Are the Cookies Crumbling?

Although the world did not come to the end on Saturday, as one millennial group had predicted, some in Europe worry that the end is near for European Internet start-ups when the new EU cookie directive goes into effect on May 25, 2011.  The concern is that European-based web sites will become littered with pop-up windows seeking consent to the use of cookies, while sites in the U.S. will continue benefit from cookies without having to get a user’s express consent for every cookies placed on a user’s machine.

And while European-based web sites fear they will bear the brunt of enforcement, U.S.-based website with users in Europe are potentially subject to these rules.

Website operators install cookies (small digital files) on user’s computers to store and retrieve information on a user's activity on the site.  Cookies are an important tool for measuring the appeal of content, improving user services and targeting advertising.   Traditionally, website operators have disclosed their use of cookies on their website privacy policy.  Users were deemed to consent to having cookies installed on their computer in accordance with this posted policy.   As the UK Information Commissioners Office (“ICO”) has explained in recently-issued Guidance, this passive consent is no longer generally permitted under the new EU rules.  With certain limited exceptions, a user must affirmatively “opt in” to accepting cookies before a website can install cookies (or any similar file) on a user’s computer.

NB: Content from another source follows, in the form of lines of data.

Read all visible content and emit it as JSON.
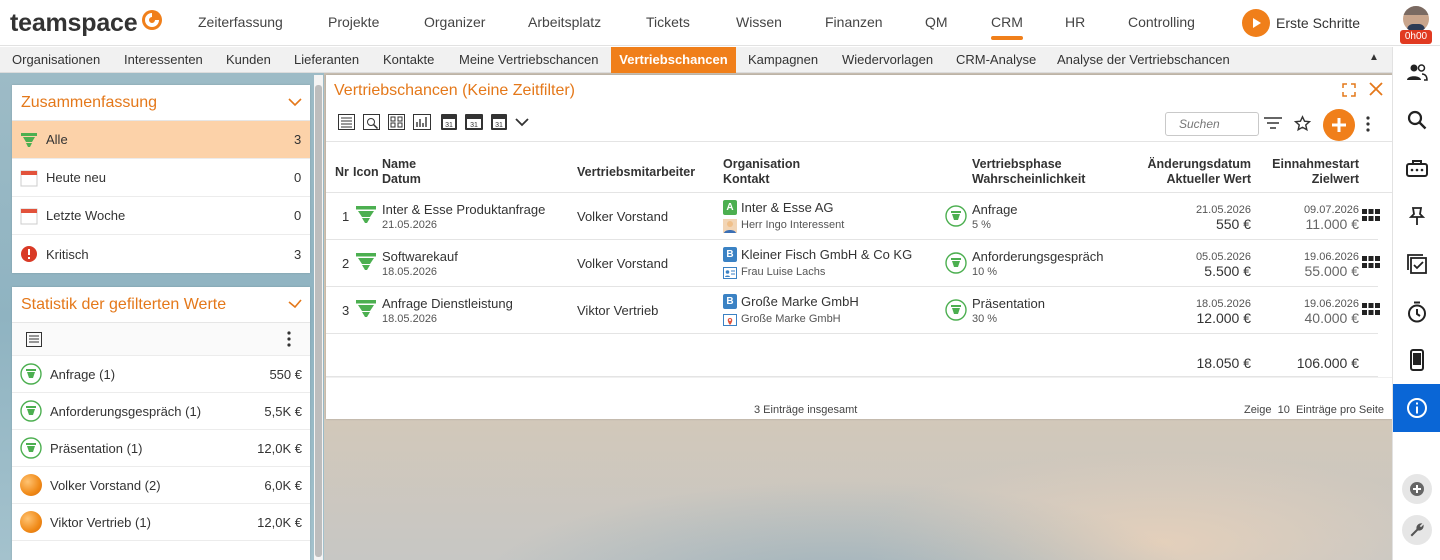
{
  "app": {
    "logo_text": "teamspace",
    "main_nav": [
      "Zeiterfassung",
      "Projekte",
      "Organizer",
      "Arbeitsplatz",
      "Tickets",
      "Wissen",
      "Finanzen",
      "QM",
      "CRM",
      "HR",
      "Controlling"
    ],
    "active_main_nav": "CRM",
    "getting_started_label": "Erste Schritte",
    "user_timer": "0h00"
  },
  "sub_nav": [
    "Organisationen",
    "Interessenten",
    "Kunden",
    "Lieferanten",
    "Kontakte",
    "Meine Vertriebschancen",
    "Vertriebschancen",
    "Kampagnen",
    "Wiedervorlagen",
    "CRM-Analyse",
    "Analyse der Vertriebschancen"
  ],
  "active_sub_nav": "Vertriebschancen",
  "summary": {
    "title": "Zusammenfassung",
    "items": [
      {
        "label": "Alle",
        "count": "3",
        "icon": "funnel-icon",
        "active": true
      },
      {
        "label": "Heute neu",
        "count": "0",
        "icon": "calendar-icon"
      },
      {
        "label": "Letzte Woche",
        "count": "0",
        "icon": "calendar-icon"
      },
      {
        "label": "Kritisch",
        "count": "3",
        "icon": "alert-icon"
      }
    ]
  },
  "stats": {
    "title": "Statistik der gefilterten Werte",
    "items": [
      {
        "label": "Anfrage (1)",
        "value": "550 €",
        "icon": "phase-icon"
      },
      {
        "label": "Anforderungsgespräch (1)",
        "value": "5,5K €",
        "icon": "phase-icon"
      },
      {
        "label": "Präsentation (1)",
        "value": "12,0K €",
        "icon": "phase-icon"
      },
      {
        "label": "Volker Vorstand (2)",
        "value": "6,0K €",
        "icon": "person-ball-icon"
      },
      {
        "label": "Viktor Vertrieb (1)",
        "value": "12,0K €",
        "icon": "person-ball-icon"
      }
    ]
  },
  "main": {
    "title": "Vertriebschancen (Keine Zeitfilter)",
    "search_placeholder": "Suchen",
    "columns": {
      "nr": "Nr",
      "icon": "Icon",
      "name": "Name",
      "date": "Datum",
      "employee": "Vertriebsmitarbeiter",
      "organisation": "Organisation",
      "contact": "Kontakt",
      "phase": "Vertriebsphase",
      "probability": "Wahrscheinlichkeit",
      "changed": "Änderungsdatum",
      "current_value": "Aktueller Wert",
      "revenue_start": "Einnahmestart",
      "target_value": "Zielwert"
    },
    "rows": [
      {
        "nr": "1",
        "name": "Inter & Esse Produktanfrage",
        "date": "21.05.2026",
        "employee": "Volker Vorstand",
        "org_badge": "A",
        "org_color": "#4caf50",
        "organisation": "Inter & Esse AG",
        "contact": "Herr Ingo Interessent",
        "phase": "Anfrage",
        "probability": "5 %",
        "changed": "21.05.2026",
        "current_value": "550 €",
        "revenue_start": "09.07.2026",
        "target_value": "11.000 €"
      },
      {
        "nr": "2",
        "name": "Softwarekauf",
        "date": "18.05.2026",
        "employee": "Volker Vorstand",
        "org_badge": "B",
        "org_color": "#3b82c4",
        "organisation": "Kleiner Fisch GmbH & Co KG",
        "contact": "Frau Luise Lachs",
        "phase": "Anforderungsgespräch",
        "probability": "10 %",
        "changed": "05.05.2026",
        "current_value": "5.500 €",
        "revenue_start": "19.06.2026",
        "target_value": "55.000 €"
      },
      {
        "nr": "3",
        "name": "Anfrage Dienstleistung",
        "date": "18.05.2026",
        "employee": "Viktor Vertrieb",
        "org_badge": "B",
        "org_color": "#3b82c4",
        "organisation": "Große Marke GmbH",
        "contact": "Große Marke GmbH",
        "phase": "Präsentation",
        "probability": "30 %",
        "changed": "18.05.2026",
        "current_value": "12.000 €",
        "revenue_start": "19.06.2026",
        "target_value": "40.000 €"
      }
    ],
    "totals": {
      "current_value": "18.050 €",
      "target_value": "106.000 €"
    },
    "footer": {
      "total_text": "3 Einträge insgesamt",
      "page_size_text": "Zeige  10  Einträge pro Seite"
    }
  },
  "colors": {
    "accent": "#f07f1a",
    "accent_text": "#e4781a",
    "active_blue": "#0a66d6",
    "funnel_green": "#4caf50"
  }
}
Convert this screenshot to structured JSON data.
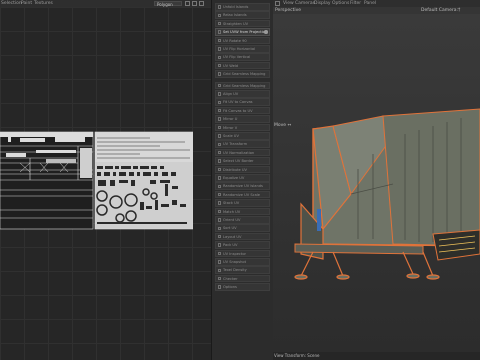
{
  "uv_editor": {
    "menu": [
      "Selection",
      "Paint",
      "Textures"
    ],
    "mode_select": "Polygon"
  },
  "tool_panel": {
    "items": [
      {
        "label": "Unfold Islands",
        "active": false
      },
      {
        "label": "Relax Islands",
        "active": false
      },
      {
        "label": "Straighten UV",
        "active": false
      },
      {
        "label": "Set UVW from Projection",
        "active": true
      },
      {
        "label": "UV Rotate 90",
        "active": false
      },
      {
        "label": "UV Flip Horizontal",
        "active": false
      },
      {
        "label": "UV Flip Vertical",
        "active": false
      },
      {
        "label": "UV Weld",
        "active": false
      },
      {
        "label": "Grid Seamless Mapping",
        "active": false
      },
      {
        "label": "Grid Seamless Mapping",
        "active": false
      },
      {
        "label": "Align UV",
        "active": false
      },
      {
        "label": "Fit UV to Canvas",
        "active": false
      },
      {
        "label": "Fit Canvas to UV",
        "active": false
      },
      {
        "label": "Mirror U",
        "active": false
      },
      {
        "label": "Mirror V",
        "active": false
      },
      {
        "label": "Scale UV",
        "active": false
      },
      {
        "label": "UV Transform",
        "active": false
      },
      {
        "label": "UV Normalization",
        "active": false
      },
      {
        "label": "Select UV Border",
        "active": false
      },
      {
        "label": "Distribute UV",
        "active": false
      },
      {
        "label": "Equalize UV",
        "active": false
      },
      {
        "label": "Randomize UV Islands",
        "active": false
      },
      {
        "label": "Randomize UV Scale",
        "active": false
      },
      {
        "label": "Stack UV",
        "active": false
      },
      {
        "label": "Match UV",
        "active": false
      },
      {
        "label": "Orient UV",
        "active": false
      },
      {
        "label": "Sort UV",
        "active": false
      },
      {
        "label": "Layout UV",
        "active": false
      },
      {
        "label": "Pack UV",
        "active": false
      },
      {
        "label": "UV Inspector",
        "active": false
      },
      {
        "label": "UV Snapshot",
        "active": false
      },
      {
        "label": "Texel Density",
        "active": false
      },
      {
        "label": "Checker",
        "active": false
      },
      {
        "label": "Options",
        "active": false
      }
    ]
  },
  "viewport": {
    "menu": [
      "View",
      "Cameras",
      "Display",
      "Options",
      "Filter",
      "Panel"
    ],
    "camera_label": "Perspective",
    "default_camera": "Default Camera:†",
    "move_label": "Move ↔",
    "status": "View Transform: Scene"
  },
  "colors": {
    "model_fill": "#6f7467",
    "model_outline": "#e0733a",
    "active_tool": "#dcdcdc"
  }
}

The potential fines for violation of the EU cookies rule are high – up to £500,000 in the UK – but it is unclear whether or when EU authorities will commence enforcement of this new rule.  The ICO has said it will delay enforcement to give website operators the time to adjust their practices.  The ICO has also held out the possibility that the ultimate solution will be more advanced web browser technology.  The ICO advocates widespread adoption of web browsers that give users more control over the types of cookies that they allow to be placed on their computer.  But until this technological solution arrives, website operators with users in Europe must confront the question of how and how soon they will bring their sites into compliance with the EU directive.